S. Africa Central Bank Assessing Effect of Rand Gains on CPI

  • MPC gradually removing policy accommodation, Mminele says
  • Central bank hasn’t had to intervene to stabilize volatility

South Africa’s central bank welcomes the recent strength in the rand and it will have to assess the sustainability of the rally to see if it changes the nation’s inflation trajectory, Deputy Governor Daniel Mminele said.

South Africa’s currency was the best performer against the dollar, after Brazil’s real, among 24 emerging-market currencies in June. The rand had its best month since March as global central banks signaled readiness to support their economies and stem the fall-out from the U.K.’s vote last week to leave the European Union.

“It’s obviously welcome because we have previously identified the rand as one of the most significant upside risks to inflation,” Mminele said in an interview at Bloomberg’s Johannesburg offices on Friday. “What you don’t want to do is be tempted to fall into that trap of overreacting to the most-recent data. The issue must be around longer-term trends, and not an overreaction to short-run market movements.”

The Reserve Bank’s Monetary Policy Committee is due to announce its next interest-rate decision in less than three weeks after raising the benchmark repurchase rate by 125 basis points since last July to 7 percent as it sought to steer inflation back into its 3 percent to 6 percent target band. Price growth slowed to 6.1 percent in May, the lowest rate this year, partly due to the rand’s 5 percent gain against the dollar since the start of 2016 after it lost 25 percent against the U.S. currency last year.

‘Lessening Accommodation’

“What we are involved in, given the particular situation South Africa finds itself in at the moment, is a situation where we are gradually removing or lessening accommodation as opposed to a situation where we are outright tightening policy,” Mminele said.

Forward-rate agreements starting in five months, used to speculate on borrowing costs, show investors are pricing in a less than 60 percent chance that the central bank will raise borrowing costs by another quarter-point this year, according to data compiled by Bloomberg.

S&P Global Ratings kept South Africa’s credit assessment at BBB-, one level above junk, on June 3, warning that it could cut the nation’s debt evaluation if the economy doesn’t recover. Fitch Ratings Ltd. also maintained its outlook with Moody’s Investors Service keeping Africa’s most-industrialized nation at two levels above non-investment grade. With S&P scheduled to announce its next rating assessment in December, risks of a downgrade are still there, Mminele said.

“The fact that we escaped this in June certainly can’t allow any level of complacency,” he said. “We’ve got our work cut out and six months can melt away very quickly.”

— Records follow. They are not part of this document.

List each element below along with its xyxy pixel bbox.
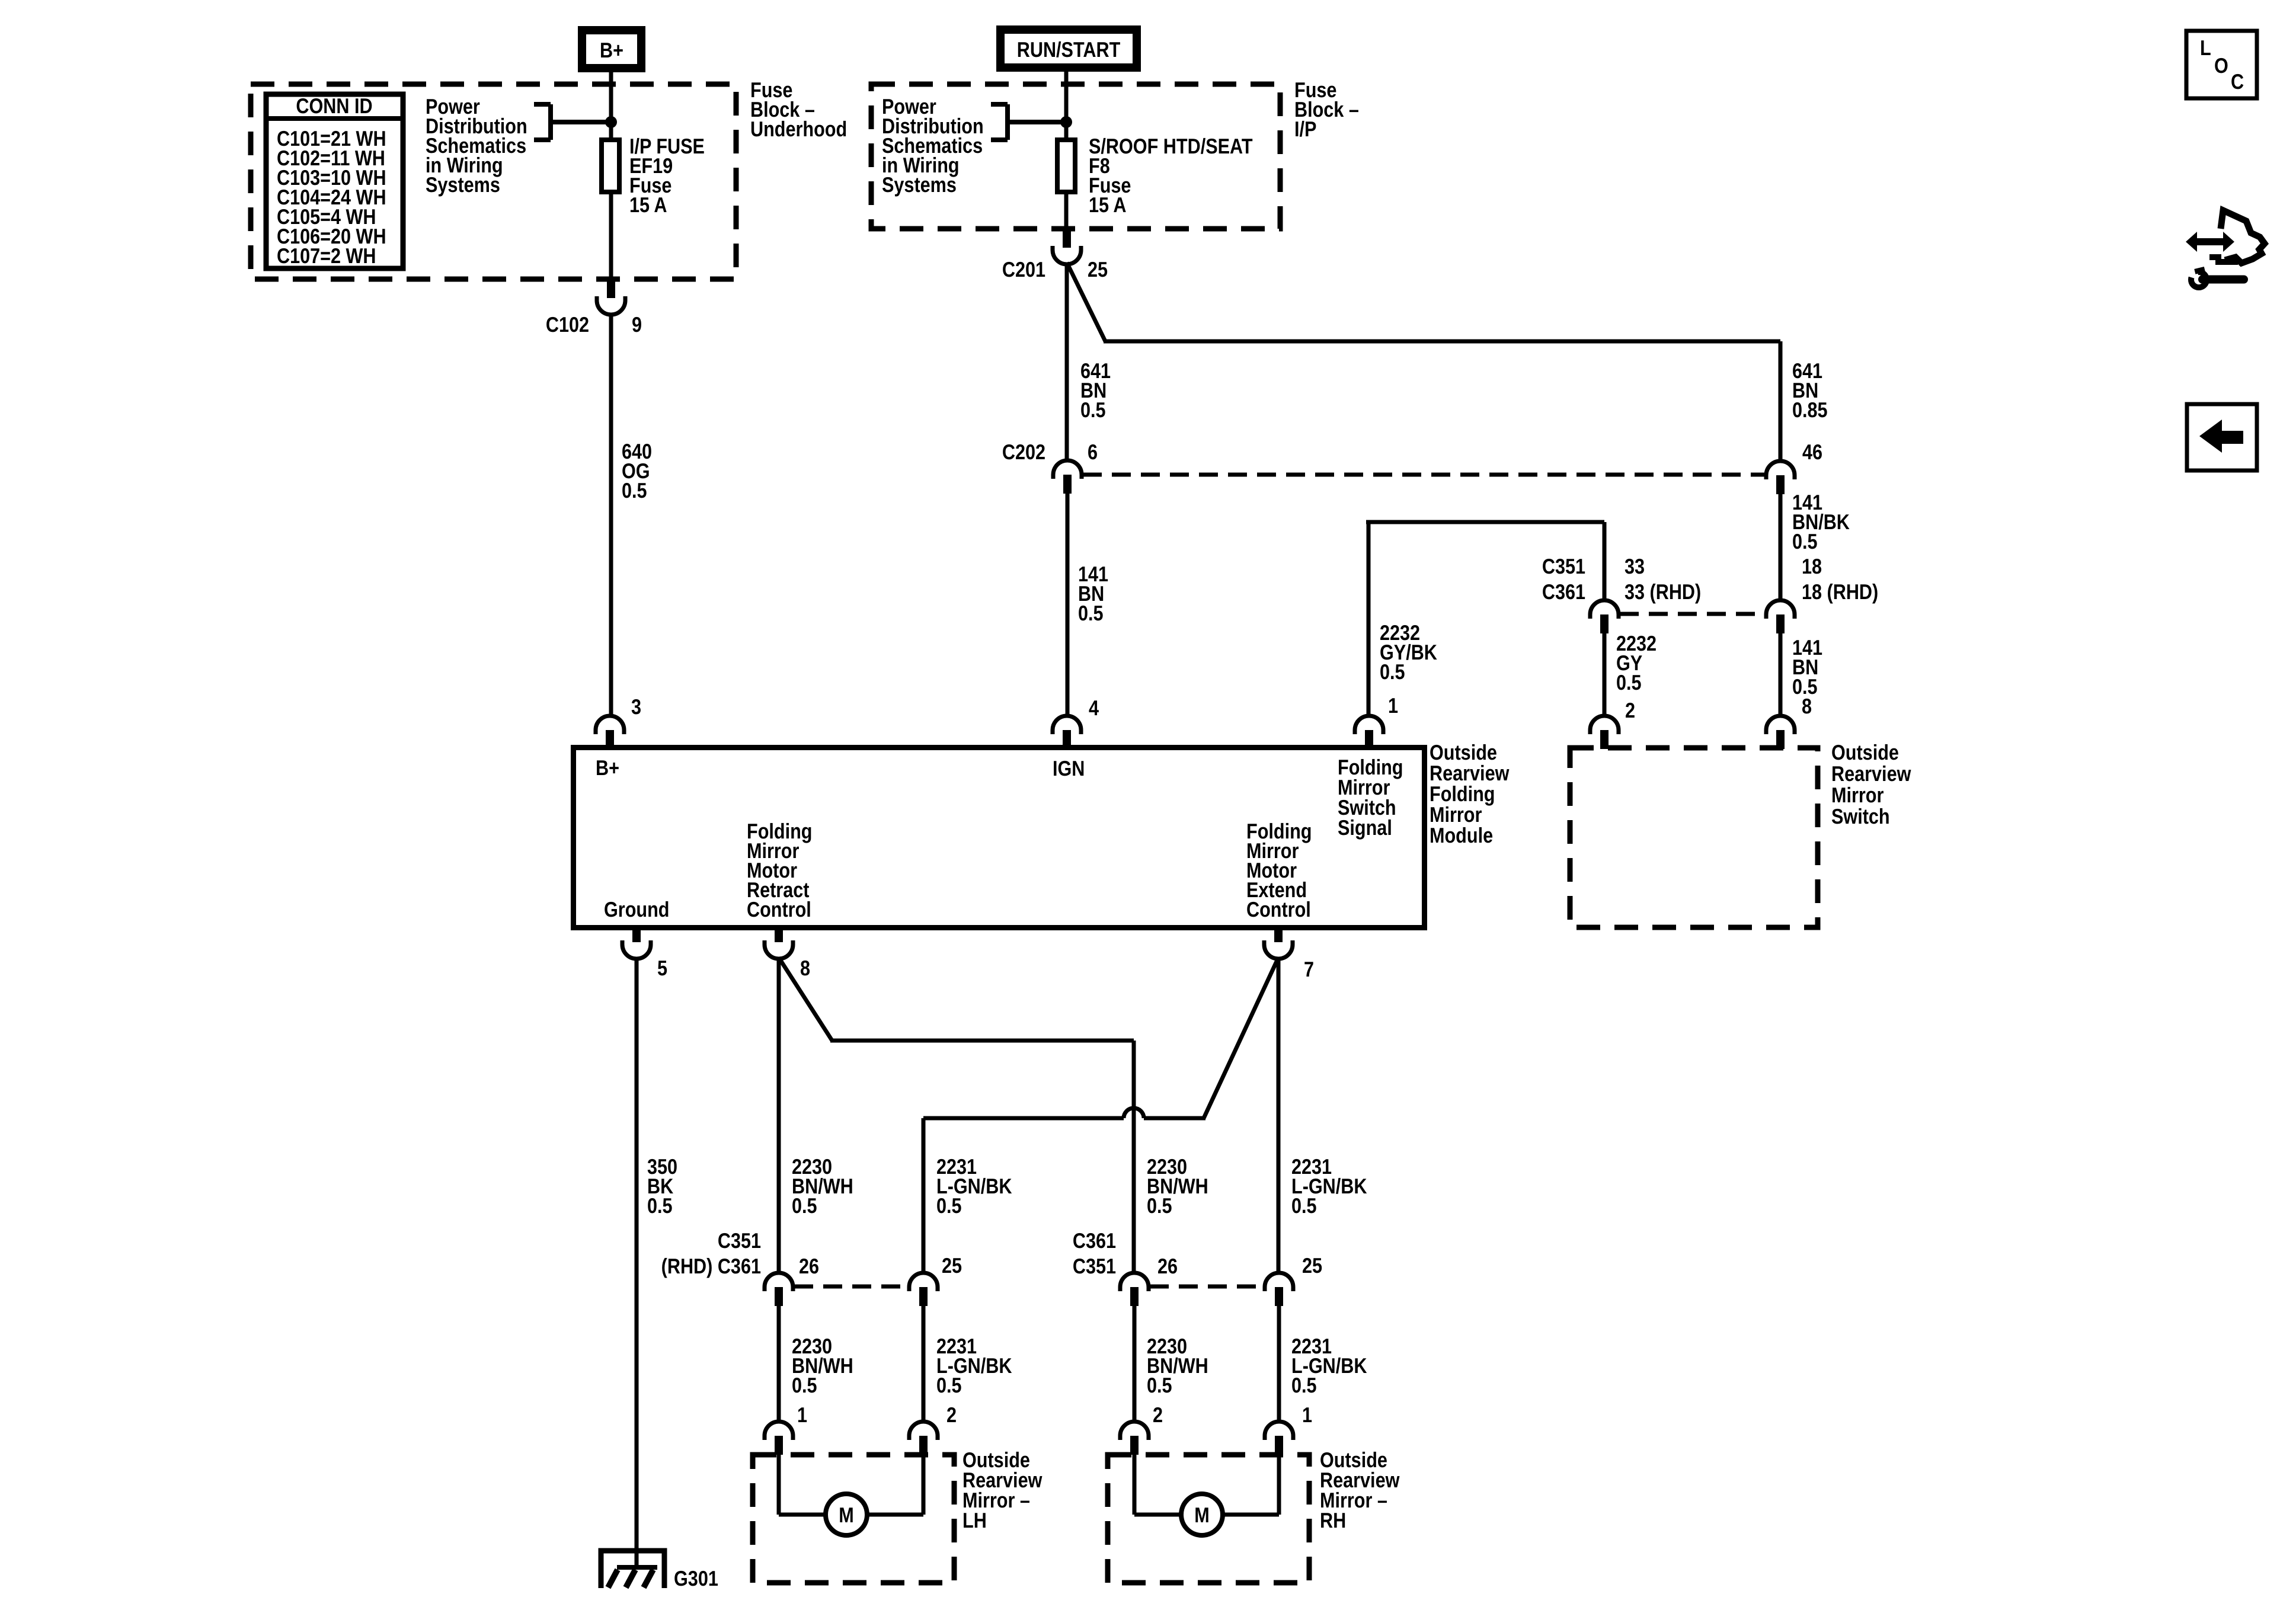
svg-text:C107=2 WH: C107=2 WH [277, 244, 376, 268]
svg-text:B+: B+ [596, 756, 619, 780]
svg-text:0.5: 0.5 [792, 1373, 817, 1397]
svg-text:0.5: 0.5 [1291, 1193, 1317, 1218]
svg-text:M: M [1194, 1503, 1210, 1527]
svg-text:Switch: Switch [1831, 804, 1890, 828]
svg-text:5: 5 [657, 956, 667, 980]
svg-text:18: 18 [1802, 554, 1822, 578]
svg-text:25: 25 [1302, 1253, 1322, 1278]
svg-text:15 A: 15 A [1089, 193, 1127, 217]
svg-text:18 (RHD): 18 (RHD) [1802, 580, 1878, 604]
svg-text:CONN ID: CONN ID [296, 94, 372, 118]
svg-text:Systems: Systems [426, 172, 500, 197]
svg-text:25: 25 [1088, 257, 1108, 281]
svg-text:2: 2 [946, 1403, 957, 1427]
svg-text:1: 1 [1388, 693, 1398, 718]
svg-text:M: M [839, 1503, 854, 1527]
svg-text:33 (RHD): 33 (RHD) [1625, 580, 1701, 604]
svg-text:Underhood: Underhood [750, 117, 847, 141]
svg-text:(RHD) C361: (RHD) C361 [661, 1254, 761, 1278]
svg-text:C102: C102 [546, 312, 589, 337]
svg-text:33: 33 [1625, 554, 1645, 578]
svg-text:C202: C202 [1002, 440, 1045, 464]
svg-text:1: 1 [1302, 1403, 1312, 1427]
svg-text:C351: C351 [718, 1228, 761, 1253]
svg-text:0.5: 0.5 [1792, 529, 1818, 553]
svg-text:C201: C201 [1002, 257, 1045, 281]
svg-text:Outside: Outside [1831, 740, 1899, 764]
svg-text:Mirror: Mirror [1831, 783, 1884, 807]
svg-text:15 A: 15 A [629, 193, 667, 217]
svg-text:0.5: 0.5 [792, 1193, 817, 1218]
svg-text:6: 6 [1088, 440, 1098, 464]
svg-text:I/P: I/P [1294, 117, 1316, 141]
svg-text:0.5: 0.5 [1616, 670, 1642, 694]
svg-text:0.5: 0.5 [1380, 660, 1405, 684]
svg-text:C351: C351 [1542, 554, 1585, 578]
svg-text:25: 25 [942, 1253, 962, 1278]
svg-text:O: O [2214, 53, 2228, 78]
svg-text:4: 4 [1089, 696, 1099, 720]
svg-text:Control: Control [1246, 897, 1311, 921]
svg-text:0.5: 0.5 [936, 1193, 962, 1218]
svg-text:0.5: 0.5 [1080, 398, 1106, 422]
svg-text:0.5: 0.5 [622, 478, 647, 502]
svg-text:8: 8 [800, 956, 810, 980]
svg-text:C: C [2231, 69, 2244, 94]
svg-text:C361: C361 [1073, 1228, 1116, 1253]
svg-text:1: 1 [797, 1403, 807, 1427]
svg-text:0.5: 0.5 [1147, 1193, 1172, 1218]
svg-text:0.5: 0.5 [936, 1373, 962, 1397]
svg-text:Control: Control [747, 897, 811, 921]
svg-text:B+: B+ [600, 38, 623, 62]
svg-text:Ground: Ground [604, 897, 669, 921]
svg-text:LH: LH [962, 1508, 987, 1532]
svg-text:RH: RH [1320, 1508, 1346, 1532]
svg-text:0.5: 0.5 [1291, 1373, 1317, 1397]
svg-text:9: 9 [632, 312, 642, 337]
svg-text:0.85: 0.85 [1792, 398, 1828, 422]
svg-text:S/ROOF HTD/SEAT: S/ROOF HTD/SEAT [1089, 134, 1253, 158]
svg-text:26: 26 [1157, 1254, 1178, 1278]
svg-text:C361: C361 [1542, 580, 1585, 604]
svg-text:Systems: Systems [882, 172, 957, 197]
svg-text:Module: Module [1430, 823, 1493, 847]
svg-text:26: 26 [799, 1254, 819, 1278]
svg-text:0.5: 0.5 [1147, 1373, 1172, 1397]
svg-text:8: 8 [1802, 694, 1812, 718]
svg-text:Rearview: Rearview [1831, 761, 1911, 786]
svg-text:7: 7 [1304, 957, 1314, 981]
svg-text:2: 2 [1625, 698, 1635, 722]
svg-text:C351: C351 [1073, 1254, 1116, 1278]
svg-text:G301: G301 [674, 1566, 718, 1590]
svg-text:Signal: Signal [1338, 815, 1392, 840]
svg-text:0.5: 0.5 [647, 1193, 673, 1218]
svg-text:IGN: IGN [1053, 756, 1085, 780]
svg-text:L: L [2200, 36, 2211, 60]
svg-text:RUN/START: RUN/START [1017, 37, 1121, 62]
svg-text:0.5: 0.5 [1078, 601, 1104, 625]
svg-text:2: 2 [1153, 1403, 1163, 1427]
svg-text:46: 46 [1802, 440, 1822, 464]
svg-text:3: 3 [631, 694, 641, 719]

While the rand’s volatility is the highest among 24 emerging market currencies tracked by Bloomberg, it’s important to let the market learn to cope with periods of volatility and the Reserve Bank would only step in if a lack of liquidity threatened to distort prices, Mminele said.

“We monitor conditions anyway every single day,” he said. If stress indicators moved in a particular way, the bank would “invoke whatever strategies and contingency plans we have in place, but it hasn’t been necessary,” he said.

The rand strengthened 0.7 percent to 14.6292 per dollar by 5:27 p.m. in Johannesburg on Friday. Yields on rand-denominated government bonds due December 2026 fell 11 basis points to 8.72 percent.

The central bank won’t start “to dabble in the exchange rate,” Mminele said. “That does not suggest we would be indifferent at all times, but we would be guided by market functioning.”